Conceitos limitantes
Em decorrência disto, é necessário desconstruir conceitos que diminuem e massacram aqueles que não se encaixam nos teóricos padrões ideais, perfeitos ou tradicionais.
Dentre esses conceitos está o de família desestruturada, que ainda é um reflexo das famílias tidas como perfeitas, compostas de um pai, uma mãe, que casaram tiveram filhos e ficaram juntos para sempre. Entretanto, é muito importante combater este conceito, pois os modelos familiares diferentes não podem ser classificados como desestruturados, afinal, não existe um modelo perfeito e ideal.

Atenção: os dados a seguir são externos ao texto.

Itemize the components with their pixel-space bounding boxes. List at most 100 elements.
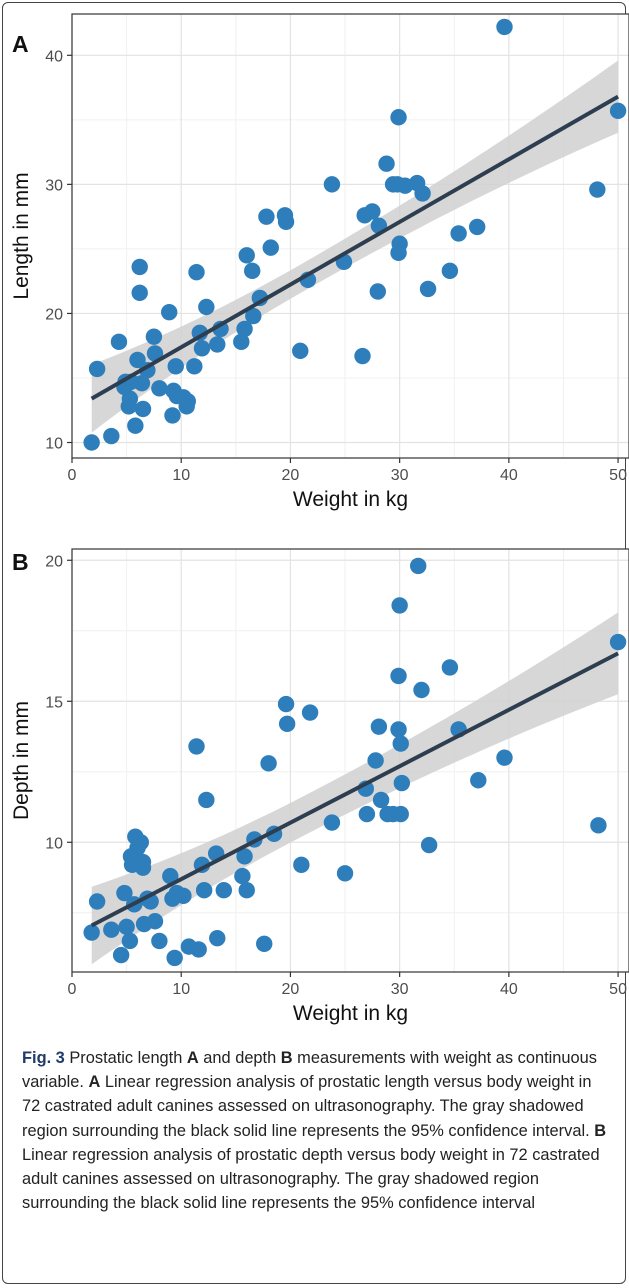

Independente de sua formação, as famílias não devem ser rotuladas ou receber imposições de padrões a serem seguidos, não importa como ela é formada, seja: família de apenas um dos genitores, o pai ou a mãe; constituídas por um casal homossexual que tenha um ou mais filhos biológicos ou adotados; famílias compostas por avós que cuidam dos netos como filhos; casal heterossexual e um bichinho de estimação, as variáveis podem ser inúmeras, mas todas elas são famílias.
Escolas e conceito de desestruturação
Muitos problemas que as escolas enfrentam com as crianças e jovens é atribuído a uma família desestruturada, entretanto, atrelar comportamentos, escolhas e opções a a formação familiar, não é o caminho, essa análise é baseada em preconceitos e ideologias limitadas.
As escolas tem um papel muito importante na formação das pessoas e para isso é imprescindível que estejam atentas aos ambientes que os seus alunos vivem, porém, o fato de virem de uma família que não representa o formato que estão acostumados e entendem por comum não pode ser um fator determinante de análise.
Um ambiente desestruturado é aquele que elementos como: violência doméstica, abuso sexual, dependência de alcool, drogas, brigas constantes, ausência de pudores e valores éticos, falta de amor e cuidado. A desestruturação nunca poderá ser medida somente de acordo com a formação estrutural da família.
Posicionamento da psicanalista Belinda Mandelbaum, coordenadora do Laboratório de Estudos da Família, Relações de Gênero e Sexualidade do Instituto de Psicologia da Universidade de São Paulo (USP).
Como o professor deve se posicionar frente à questão das diferentes composições familiares?
Sempre sem demonstrar preconceito com relação a filhos de pais separados, adotados por casais homossexuais, criados por parentes etc. Quem não age assism tem de repensar seus valores. Esse é um bom trabalho para ser feito em grupo, com os colegas e a coordenação pedagógica. É função da escola permitir que o assunto seja pensado e conversado, já que os educadores têm um papel fundamental na forma de tratar o tema.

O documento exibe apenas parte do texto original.